Bom... já enchi o Marquês de Pombal com a minha LIBERDADE DE EXPRESSÃO?!?!

6:16 da tarde  
Blogger João Miguel Almeida disse...

Caro Luís Lavoura,

Sou a favor do máximo de liberdade de expressão. Ela não é, no entanto, absoluta. No regime jurídico português a liberdade de expressão não justifica, por exemplo, a calúnia e a difamação, que atentam contra outro direito que o Estado deve garantir, o direito à integridade moral e honra dos indivíduos.
Ora este cartaz tem uma mensagem de «difamação» do Estado de Direito em Portugal. Acusa-o de libertar pedófilos, violadores e assassinos ao mesmo tempo que persegue os nacionalistas, insinuando que estes não são perseguidos por serem suspeitos de crimes, mas por delito de opinião.
Deve o Estado de Direito admitir estas acusações? Por que é que queimar uma bandeira nacional é crime e acusar o Estado português de cumplicidade com pedófilos, violadores e assassinos não é?
A resposta a estas questões não me parece nada linear.
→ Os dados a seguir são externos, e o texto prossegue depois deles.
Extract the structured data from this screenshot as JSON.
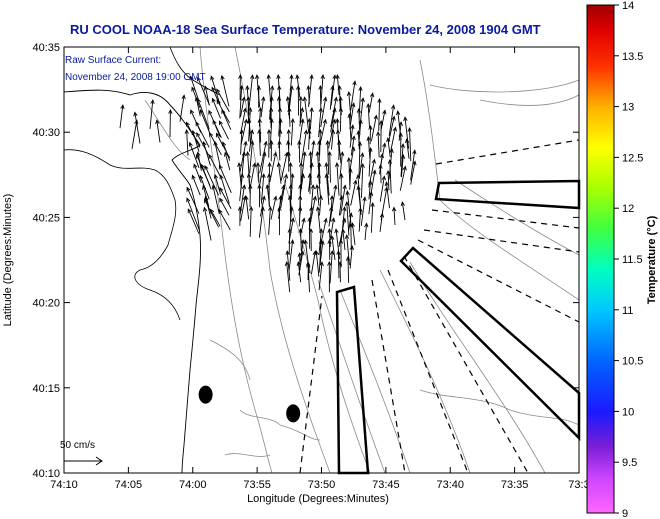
{
  "chart_data": {
    "type": "vector-field-map",
    "title": "RU COOL  NOAA-18  Sea Surface Temperature:  November 24, 2008 1904 GMT",
    "annotation_lines": [
      "Raw Surface Current:",
      "November 24, 2008 19:00 GMT"
    ],
    "xlabel": "Longitude (Degrees:Minutes)",
    "ylabel": "Latitude (Degrees:Minutes)",
    "x_ticks": [
      "74:10",
      "74:05",
      "74:00",
      "73:55",
      "73:50",
      "73:45",
      "73:40",
      "73:35",
      "73:3"
    ],
    "y_ticks": [
      "40:35",
      "40:30",
      "40:25",
      "40:20",
      "40:15",
      "40:10"
    ],
    "xlim_minutes_west": [
      4450,
      4410
    ],
    "ylim_minutes_north": [
      2410,
      2435
    ],
    "scale_vector_label": "50 cm/s",
    "colorbar": {
      "label": "Temperature (°C)",
      "range": [
        9,
        14
      ],
      "ticks": [
        "14",
        "13.5",
        "13",
        "12.5",
        "12",
        "11.5",
        "11",
        "10.5",
        "10",
        "9.5",
        "9"
      ]
    },
    "markers": [
      {
        "name": "buoy-west",
        "lon_min_w": 4439,
        "lat_min_n": 2414.6
      },
      {
        "name": "buoy-east",
        "lon_min_w": 4432.2,
        "lat_min_n": 2413.5
      }
    ]
  }
}
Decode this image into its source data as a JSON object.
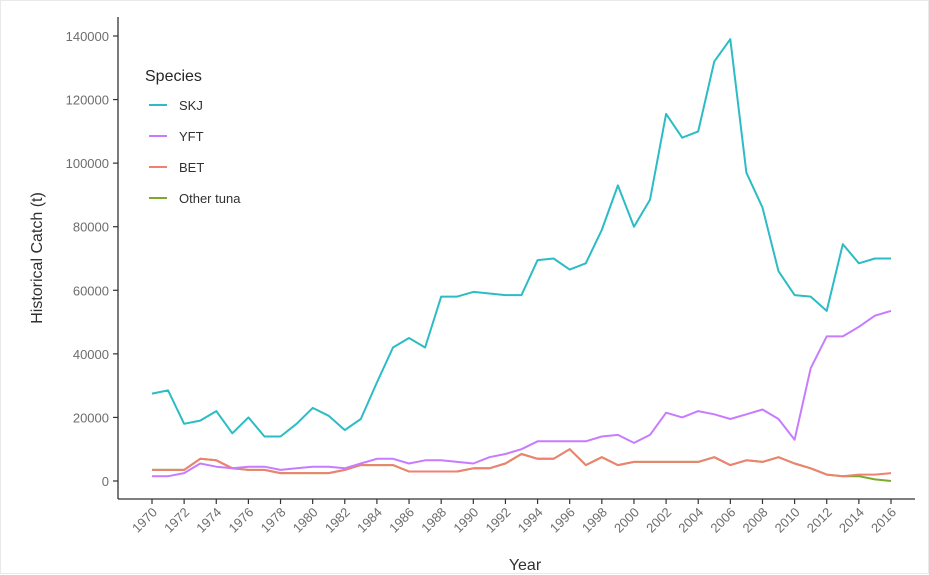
{
  "chart_data": {
    "type": "line",
    "title": "",
    "xlabel": "Year",
    "ylabel": "Historical Catch (t)",
    "xlim": [
      1970,
      2016
    ],
    "ylim": [
      0,
      140000
    ],
    "grid": false,
    "legend": {
      "title": "Species",
      "placement": "top-left"
    },
    "x_ticks": [
      1970,
      1972,
      1974,
      1976,
      1978,
      1980,
      1982,
      1984,
      1986,
      1988,
      1990,
      1992,
      1994,
      1996,
      1998,
      2000,
      2002,
      2004,
      2006,
      2008,
      2010,
      2012,
      2014,
      2016
    ],
    "y_ticks": [
      0,
      20000,
      40000,
      60000,
      80000,
      100000,
      120000,
      140000
    ],
    "x": [
      1970,
      1971,
      1972,
      1973,
      1974,
      1975,
      1976,
      1977,
      1978,
      1979,
      1980,
      1981,
      1982,
      1983,
      1984,
      1985,
      1986,
      1987,
      1988,
      1989,
      1990,
      1991,
      1992,
      1993,
      1994,
      1995,
      1996,
      1997,
      1998,
      1999,
      2000,
      2001,
      2002,
      2003,
      2004,
      2005,
      2006,
      2007,
      2008,
      2009,
      2010,
      2011,
      2012,
      2013,
      2014,
      2015,
      2016
    ],
    "series": [
      {
        "name": "SKJ",
        "color": "#2cbcc6",
        "values": [
          27500,
          28500,
          18000,
          19000,
          22000,
          15000,
          20000,
          14000,
          14000,
          18000,
          23000,
          20500,
          16000,
          19500,
          31000,
          42000,
          45000,
          42000,
          58000,
          58000,
          59500,
          59000,
          58500,
          58500,
          69500,
          70000,
          66500,
          68500,
          79000,
          93000,
          80000,
          88500,
          115500,
          108000,
          110000,
          132000,
          139000,
          97000,
          86000,
          66000,
          58500,
          58000,
          53500,
          74500,
          68500,
          70000,
          70000
        ]
      },
      {
        "name": "YFT",
        "color": "#c77cff",
        "values": [
          1500,
          1500,
          2500,
          5500,
          4500,
          4000,
          4500,
          4500,
          3500,
          4000,
          4500,
          4500,
          4000,
          5500,
          7000,
          7000,
          5500,
          6500,
          6500,
          6000,
          5500,
          7500,
          8500,
          10000,
          12500,
          12500,
          12500,
          12500,
          14000,
          14500,
          12000,
          14500,
          21500,
          20000,
          22000,
          21000,
          19500,
          21000,
          22500,
          19500,
          13000,
          35500,
          45500,
          45500,
          48500,
          52000,
          53500
        ]
      },
      {
        "name": "BET",
        "color": "#f08070",
        "values": [
          3500,
          3500,
          3500,
          7000,
          6500,
          4000,
          3500,
          3500,
          2500,
          2500,
          2500,
          2500,
          3500,
          5000,
          5000,
          5000,
          3000,
          3000,
          3000,
          3000,
          4000,
          4000,
          5500,
          8500,
          7000,
          7000,
          10000,
          5000,
          7500,
          5000,
          6000,
          6000,
          6000,
          6000,
          6000,
          7500,
          5000,
          6500,
          6000,
          7500,
          5500,
          4000,
          2000,
          1500,
          2000,
          2000,
          2500
        ]
      },
      {
        "name": "Other tuna",
        "color": "#7caa2c",
        "values": [
          3500,
          3500,
          3500,
          7000,
          6500,
          4000,
          3500,
          3500,
          2500,
          2500,
          2500,
          2500,
          3500,
          5000,
          5000,
          5000,
          3000,
          3000,
          3000,
          3000,
          4000,
          4000,
          5500,
          8500,
          7000,
          7000,
          10000,
          5000,
          7500,
          5000,
          6000,
          6000,
          6000,
          6000,
          6000,
          7500,
          5000,
          6500,
          6000,
          7500,
          5500,
          4000,
          2000,
          1500,
          1500,
          500,
          0
        ]
      }
    ]
  }
}
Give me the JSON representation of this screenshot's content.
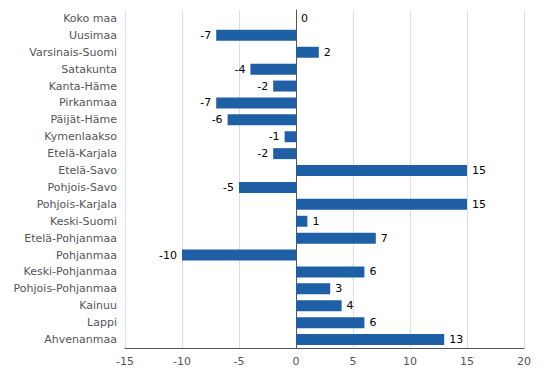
{
  "chart_data": {
    "type": "bar",
    "orientation": "horizontal",
    "categories": [
      "Koko maa",
      "Uusimaa",
      "Varsinais-Suomi",
      "Satakunta",
      "Kanta-Häme",
      "Pirkanmaa",
      "Päijät-Häme",
      "Kymenlaakso",
      "Etelä-Karjala",
      "Etelä-Savo",
      "Pohjois-Savo",
      "Pohjois-Karjala",
      "Keski-Suomi",
      "Etelä-Pohjanmaa",
      "Pohjanmaa",
      "Keski-Pohjanmaa",
      "Pohjois-Pohjanmaa",
      "Kainuu",
      "Lappi",
      "Ahvenanmaa"
    ],
    "values": [
      0,
      -7,
      2,
      -4,
      -2,
      -7,
      -6,
      -1,
      -2,
      15,
      -5,
      15,
      1,
      7,
      -10,
      6,
      3,
      4,
      6,
      13
    ],
    "color": "#1F5FA6",
    "xlim": [
      -15,
      20
    ],
    "xticks": [
      -15,
      -10,
      -5,
      0,
      5,
      10,
      15,
      20
    ],
    "grid": true,
    "data_labels": true
  }
}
Como blogger quero antes de mais levantá-las e deixar bem claro o meu protesto contra a mensagem do PNR. Acho que o Estado não deve tem uma atitude «facilitista» em relação aos desafios intolerantes à nossa tolerância.

12:38 da manhã  
Anonymous Anónimo disse...

Poça, João Miguel, esse entendimento de "difamação" é tão lato, tão lato, mas mesmo tão lato, que nem aos tribunais mais desfavoráveis à liberdade de expressão lembraria!

LL

12:07 da tarde  
Blogger João Miguel Almeida disse...

Caro Luís Lavoura,

A questão não é linear para quem, como eu considera que a liberdade de expressão é um valor fundamental. Mas será mesmo que tenho uma posição extremista? Vejamos alguns exemplos: recentemente, no país vizinho, o Estado espanhol mandou apreender uma revista satírica na capa da qual eram caricaturados os príncipes Filipe e Letizia. No Youtube podem encontrar-se vários anúncios de campanhas pela utilização do preservativo que foram proibidos de passar na televisão. Em Itália foram retirados os cartazes da polémica campanha contra a anorexia.
Eu acho que nenhuma destas proibições faz sentido. Também não defendo que os blogues do PNR sejam fechados ou os pasquins apreendidos. Mas um cartaz no Marquês de Pombal tem uma visibilidade pública que não se encontra numa revista. Além da questão do conteúdo, há a questão da utilização de um espaço público para, sob a cobertura da legalidade, pôr em causa o Estado de Direito.